The first two PCs captured 82.5% of the variability. While all seven cytokines scored high on PC1, only IL-1Ra and IL-10 scored high on PC2. At EGEA2, neither PC1 nor PC2 were related to exacerbations, asthma attacks, asthma symptom control, lung function, or allergic diseases. High level of PC1 (above the median) was associated with higher blood neutrophil counts (P = 0.02), while high level of PC2 was associated with lower IgE levels (P = 0.04). High level of PC2 at EGEA2 was associated with lower bronchial hyperresponsiveness (adjusted(a) OR[95%CI] = 0.46[0.23; 0.91]) and with subsequent lower risk of worsening asthma control and attacks (aOR[95%CI] = 0.24[0.09; 0.60]; 0.31[0.11; 0.85] respectively).

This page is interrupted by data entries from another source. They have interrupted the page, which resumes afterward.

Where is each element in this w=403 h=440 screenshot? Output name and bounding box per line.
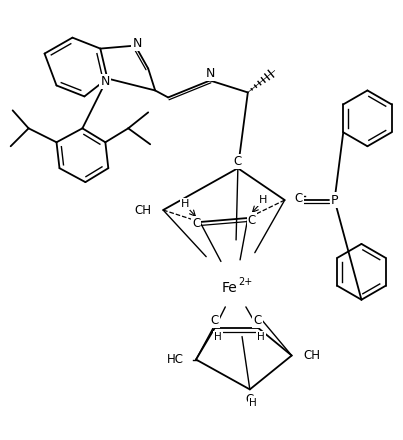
Text: Fe: Fe xyxy=(222,281,238,295)
Text: P: P xyxy=(331,194,338,206)
Text: 2+: 2+ xyxy=(239,277,253,287)
Text: C: C xyxy=(248,213,256,227)
Text: C: C xyxy=(253,314,262,327)
Text: C: C xyxy=(211,314,219,327)
Text: C: C xyxy=(246,393,254,406)
Text: N: N xyxy=(205,67,215,80)
Text: H: H xyxy=(249,398,257,408)
Text: H: H xyxy=(257,332,265,341)
Text: N: N xyxy=(133,37,142,50)
Text: H: H xyxy=(181,199,189,209)
Text: C: C xyxy=(192,217,200,231)
Text: C: C xyxy=(295,191,303,205)
Text: N: N xyxy=(101,75,110,88)
Text: CH: CH xyxy=(134,204,151,216)
Text: HC: HC xyxy=(167,353,184,366)
Text: C: C xyxy=(234,155,242,168)
Text: H: H xyxy=(259,195,267,205)
Text: H: H xyxy=(214,332,222,341)
Text: CH: CH xyxy=(303,349,321,362)
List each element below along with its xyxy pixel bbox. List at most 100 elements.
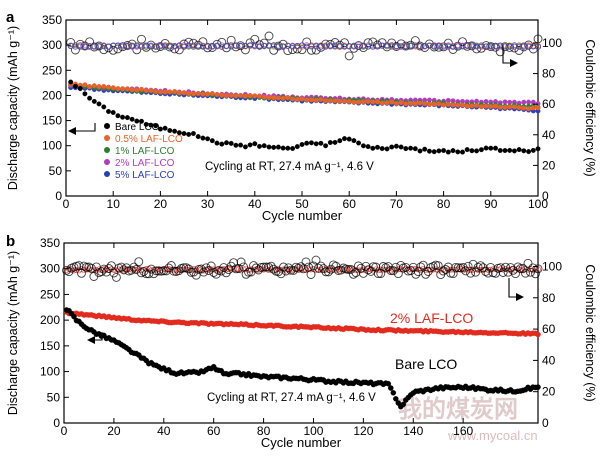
y-tick-label: 200 [40, 313, 60, 327]
ce-point-bare-lco [346, 264, 356, 274]
capacity-point-bare-lco [436, 148, 442, 154]
capacity-point-0-5-laf-lco [318, 97, 324, 103]
ce-point-bare-lco [306, 45, 316, 55]
capacity-point-bare-lco [535, 146, 541, 152]
y2-tick-label: 60 [542, 97, 556, 111]
capacity-point-bare-lco [96, 101, 102, 107]
capacity-point-0-5-laf-lco [224, 93, 229, 98]
ce-point-5-laf-lco [421, 43, 428, 50]
ce-point-bare-lco [191, 270, 201, 280]
capacity-point-bare-lco [82, 91, 88, 97]
left-axis-arrowhead [87, 336, 95, 344]
capacity-point-bare-lco [535, 384, 541, 390]
capacity-point-bare-lco [511, 148, 517, 154]
series-label: 2% LAF-LCO [390, 310, 473, 326]
ce-point-bare-lco [471, 267, 481, 277]
y-tick-label: 0 [53, 416, 60, 430]
capacity-point-bare-lco [219, 141, 225, 147]
ce-point-5-laf-lco [341, 43, 348, 50]
capacity-point-0-5-laf-lco [431, 101, 437, 107]
ce-point-bare-lco [198, 37, 208, 47]
x-tick-label: 40 [248, 197, 262, 211]
x-tick-label: 80 [437, 197, 451, 211]
ce-point-bare-lco [221, 268, 231, 278]
capacity-point-0-5-laf-lco [209, 91, 215, 97]
capacity-point-bare-lco [299, 142, 305, 147]
x-tick-label: 60 [343, 197, 357, 211]
capacity-point-bare-lco [247, 142, 253, 148]
ce-point-bare-lco [174, 45, 184, 55]
ce-point-bare-lco [340, 38, 349, 48]
ce-point-bare-lco [129, 262, 139, 272]
capacity-point-bare-lco [124, 115, 130, 121]
ce-point-bare-lco [206, 261, 216, 271]
capacity-point-0-5-laf-lco [530, 105, 536, 111]
x-axis-title: Cycle number [261, 435, 342, 450]
capacity-point-0-5-laf-lco [195, 91, 201, 96]
capacity-point-0-5-laf-lco [408, 100, 414, 106]
ce-point-bare-lco [137, 34, 146, 44]
capacity-point-bare-lco [474, 148, 480, 154]
ce-point-bare-lco [321, 267, 331, 277]
capacity-point-bare-lco [261, 143, 267, 149]
capacity-point-0-5-laf-lco [148, 88, 154, 93]
y2-tick-label: 80 [542, 67, 556, 81]
ce-point-bare-lco [256, 262, 266, 272]
legend-label: 0.5% LAF-LCO [115, 134, 183, 145]
capacity-point-0-5-laf-lco [115, 86, 121, 92]
ce-point-bare-lco [473, 262, 483, 272]
ce-point-bare-lco [296, 262, 306, 272]
capacity-point-0-5-laf-lco [403, 101, 409, 107]
capacity-point-bare-lco [224, 140, 229, 146]
capacity-point-0-5-laf-lco [460, 102, 465, 108]
ce-point-5-laf-lco [96, 43, 102, 50]
ce-point-5-laf-lco [100, 43, 107, 50]
capacity-point-bare-lco [516, 147, 522, 153]
ce-point-2-laf-lco [511, 43, 518, 50]
ce-point-5-laf-lco [266, 42, 272, 49]
capacity-point-bare-lco [431, 149, 437, 155]
capacity-point-0-5-laf-lco [290, 96, 296, 102]
ce-point-5-laf-lco [247, 42, 254, 49]
ce-point-5-laf-lco [407, 43, 414, 50]
capacity-point-bare-lco [157, 126, 163, 132]
x-tick-label: 60 [207, 424, 221, 438]
ce-point-5-laf-lco [176, 42, 183, 49]
capacity-point-0-5-laf-lco [365, 99, 371, 104]
capacity-point-bare-lco [526, 149, 532, 155]
conditions-annotation: Cycling at RT, 27.4 mA g⁻¹, 4.6 V [207, 392, 376, 404]
ce-point-bare-lco [483, 268, 493, 278]
ce-point-bare-lco [411, 269, 421, 279]
capacity-point-bare-lco [242, 144, 248, 150]
capacity-point-bare-lco [308, 140, 314, 146]
series-label: Bare LCO [395, 356, 457, 372]
y-axis-title: Discharge capacity (mAh g⁻¹) [6, 251, 20, 415]
ce-point-5-laf-lco [440, 43, 447, 50]
capacity-point-0-5-laf-lco [417, 100, 423, 106]
ce-point-5-laf-lco [232, 42, 239, 49]
ce-point-5-laf-lco [398, 43, 405, 50]
ce-point-5-laf-lco [152, 43, 159, 50]
ce-point-5-laf-lco [204, 42, 211, 49]
capacity-point-bare-lco [214, 140, 220, 146]
capacity-point-bare-lco [304, 140, 310, 146]
ce-point-bare-lco [516, 264, 525, 274]
capacity-point-0-5-laf-lco [101, 83, 107, 89]
ce-point-bare-lco [330, 38, 340, 47]
capacity-point-0-5-laf-lco [214, 92, 220, 98]
x-tick-label: 40 [157, 424, 171, 438]
capacity-point-bare-lco [120, 114, 126, 120]
y2-tick-label: 60 [542, 322, 556, 336]
ce-point-5-laf-lco [530, 43, 537, 50]
ce-point-bare-lco [276, 269, 286, 279]
capacity-point-0-5-laf-lco [190, 91, 196, 97]
ce-point-bare-lco [523, 258, 533, 268]
x-tick-label: 10 [107, 197, 121, 211]
capacity-point-0-5-laf-lco [521, 105, 527, 111]
ce-point-bare-lco [284, 263, 293, 273]
ce-point-5-laf-lco [195, 42, 202, 49]
capacity-point-bare-lco [106, 109, 111, 114]
capacity-point-bare-lco [186, 131, 192, 137]
capacity-point-bare-lco [162, 125, 168, 131]
y-tick-label: 50 [47, 390, 61, 404]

Serum cytokine profiles with high levels of IL-1Ra and IL-10 were associated with lower subsequent risks of worsening asthma control and attacks in adults. This study adds new findings for the role of serum cytokine profiles to help identifying adults with subsequent risk of asthma burden that could be targeted for specific therapies.

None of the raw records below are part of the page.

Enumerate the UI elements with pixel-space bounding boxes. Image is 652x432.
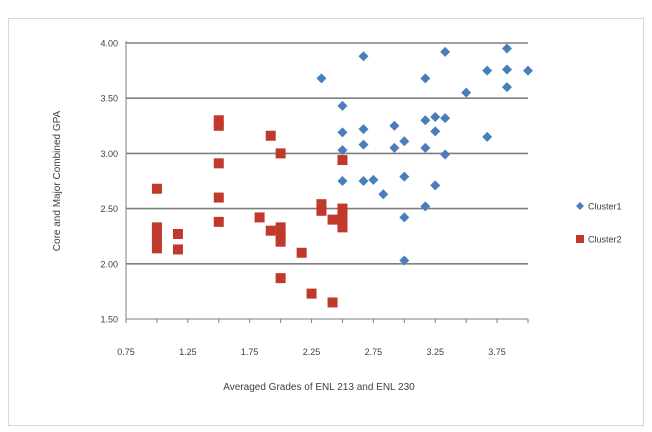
diamond-point	[358, 124, 369, 135]
diamond-point	[420, 73, 431, 84]
diamond-point	[440, 113, 451, 124]
diamond-point	[420, 142, 431, 153]
diamond-point	[337, 176, 348, 186]
square-point	[172, 244, 183, 255]
y-tick-label: 2.50	[100, 204, 118, 214]
square-point	[254, 212, 265, 223]
y-tick-label: 2.00	[100, 259, 118, 269]
square-point	[337, 210, 348, 221]
data-points	[151, 43, 533, 308]
y-tick-label: 3.00	[100, 149, 118, 159]
square-point	[337, 216, 348, 227]
square-point	[213, 120, 224, 131]
x-axis-label: Averaged Grades of ENL 213 and ENL 230	[223, 382, 415, 393]
legend-marker	[576, 202, 584, 210]
square-point	[337, 222, 348, 233]
square-point	[275, 231, 286, 242]
diamond-point	[420, 115, 431, 126]
series-cluster2	[151, 115, 348, 308]
square-point	[213, 216, 224, 227]
square-point	[151, 228, 162, 239]
axes	[125, 41, 529, 323]
square-point	[337, 203, 348, 214]
x-tick-label: 3.25	[426, 347, 444, 357]
diamond-point	[420, 201, 431, 212]
diamond-point	[316, 73, 327, 84]
legend-marker	[576, 235, 584, 243]
square-point	[296, 247, 307, 258]
diamond-point	[482, 65, 493, 76]
diamond-point	[440, 46, 451, 57]
y-axis-label: Core and Major Combined GPA	[52, 110, 63, 251]
diamond-point	[378, 189, 389, 200]
square-point	[151, 222, 162, 233]
x-tick-label: 3.75	[488, 347, 506, 357]
square-point	[151, 243, 162, 254]
diamond-point	[523, 65, 533, 76]
y-tick-label: 4.00	[100, 39, 118, 49]
diamond-point	[430, 180, 441, 191]
diamond-point	[337, 127, 348, 138]
x-tick-label: 1.75	[241, 347, 259, 357]
square-point	[213, 192, 224, 203]
diamond-point	[501, 43, 512, 54]
square-point	[265, 225, 276, 236]
legend: Cluster1 Cluster2	[576, 202, 622, 245]
square-point	[337, 155, 348, 166]
square-point	[213, 158, 224, 169]
diamond-point	[399, 136, 410, 147]
square-point	[316, 199, 327, 210]
gridlines	[126, 42, 528, 265]
diamond-point	[368, 174, 379, 185]
diamond-point	[399, 171, 410, 182]
diamond-point	[337, 100, 348, 111]
diamond-point	[430, 126, 441, 137]
legend-item-cluster2: Cluster2	[576, 235, 622, 245]
diamond-point	[337, 145, 348, 156]
legend-label: Cluster2	[588, 235, 622, 245]
square-point	[151, 236, 162, 247]
diamond-point	[358, 51, 369, 62]
y-tick-label: 1.50	[100, 315, 118, 325]
square-point	[327, 214, 338, 225]
x-tick-label: 1.25	[179, 347, 197, 357]
square-point	[275, 236, 286, 247]
diamond-point	[358, 139, 369, 150]
square-point	[151, 183, 162, 194]
square-point	[316, 205, 327, 216]
diamond-point	[501, 82, 512, 93]
diamond-point	[399, 255, 410, 266]
square-point	[213, 115, 224, 126]
y-tick-label: 3.50	[100, 94, 118, 104]
diamond-point	[501, 64, 512, 75]
square-point	[265, 130, 276, 141]
legend-item-cluster1: Cluster1	[576, 202, 622, 212]
square-point	[327, 297, 338, 308]
y-tick-labels: 1.50 2.00 2.50 3.00 3.50 4.00	[100, 39, 118, 325]
x-tick-label: 2.75	[365, 347, 383, 357]
diamond-point	[430, 111, 441, 122]
legend-label: Cluster1	[588, 202, 622, 212]
square-point	[275, 273, 286, 284]
chart-frame	[8, 18, 644, 426]
x-tick-label: 2.25	[303, 347, 321, 357]
square-point	[172, 228, 183, 239]
square-point	[275, 148, 286, 159]
diamond-point	[358, 176, 369, 186]
diamond-point	[440, 149, 451, 160]
diamond-point	[482, 131, 493, 142]
x-tick-label: 0.75	[117, 347, 135, 357]
series-cluster1	[316, 43, 533, 266]
diamond-point	[389, 142, 400, 153]
x-tick-labels: 0.75 1.25 1.75 2.25 2.75 3.25 3.75	[117, 347, 506, 357]
square-point	[306, 288, 317, 299]
diamond-point	[399, 212, 410, 223]
diamond-point	[389, 120, 400, 131]
square-point	[275, 222, 286, 233]
diamond-point	[461, 87, 472, 98]
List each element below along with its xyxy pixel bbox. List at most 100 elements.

血清细胞因子在多大程度上可预测成人哮喘控制情况仍未得到充分研究。
我们研究了细胞因子谱与哮喘结局之间的横断面和纵向关联。
在哮喘遗传与环境流行病学研究(EGEA2)的第二次调查中,测定了283名成年现患哮喘患者的血清白细胞介素(IL)-1Ra、IL-5、IL-7、IL-8、IL-10、IL-13和肿瘤坏死因子-α水平。7年后对参与者进行随访。根据2015年全球哮喘防治创议(GINA)指南评估哮喘症状控制情况。通过主成分(PC)分析确定细胞因子谱,并以上/低于中位数表示。

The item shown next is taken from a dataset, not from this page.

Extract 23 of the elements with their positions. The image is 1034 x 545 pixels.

前两个主成分捕获了82.5%的变异性。虽然所有七种细胞因子在主成分1上得分都很高,但只有IL-1Ra和IL-10在主成分2上得分高。在EGEA2研究中,主成分1和主成分2均与病情加重、哮喘发作、哮喘症状控制、肺功能或过敏性疾病无关。主成分1水平高(高于中位数)与血液中性粒细胞计数较高相关(P = 0.02),而主成分2水平高与IgE水平较低相关(P = 0.04)。EGEA2研究中主成分2水平高与支气管高反应性较低相关(调整后(a)比值比[95%置信区间]=0.46[0.23;0.91]),且与随后哮喘控制恶化和发作风险较低相关(分别为a比值比[95%置信区间]=0.24[0.09;0.60];0.31[0.11;0.85])。
IL-1Ra和IL-10水平高的血清细胞因子谱与成人随后哮喘控制恶化和发作风险较低相关。本研究为血清细胞因子谱的作用增添了新发现,有助于识别有后续哮喘负担风险的成年人,以便针对这些人进行特定治疗。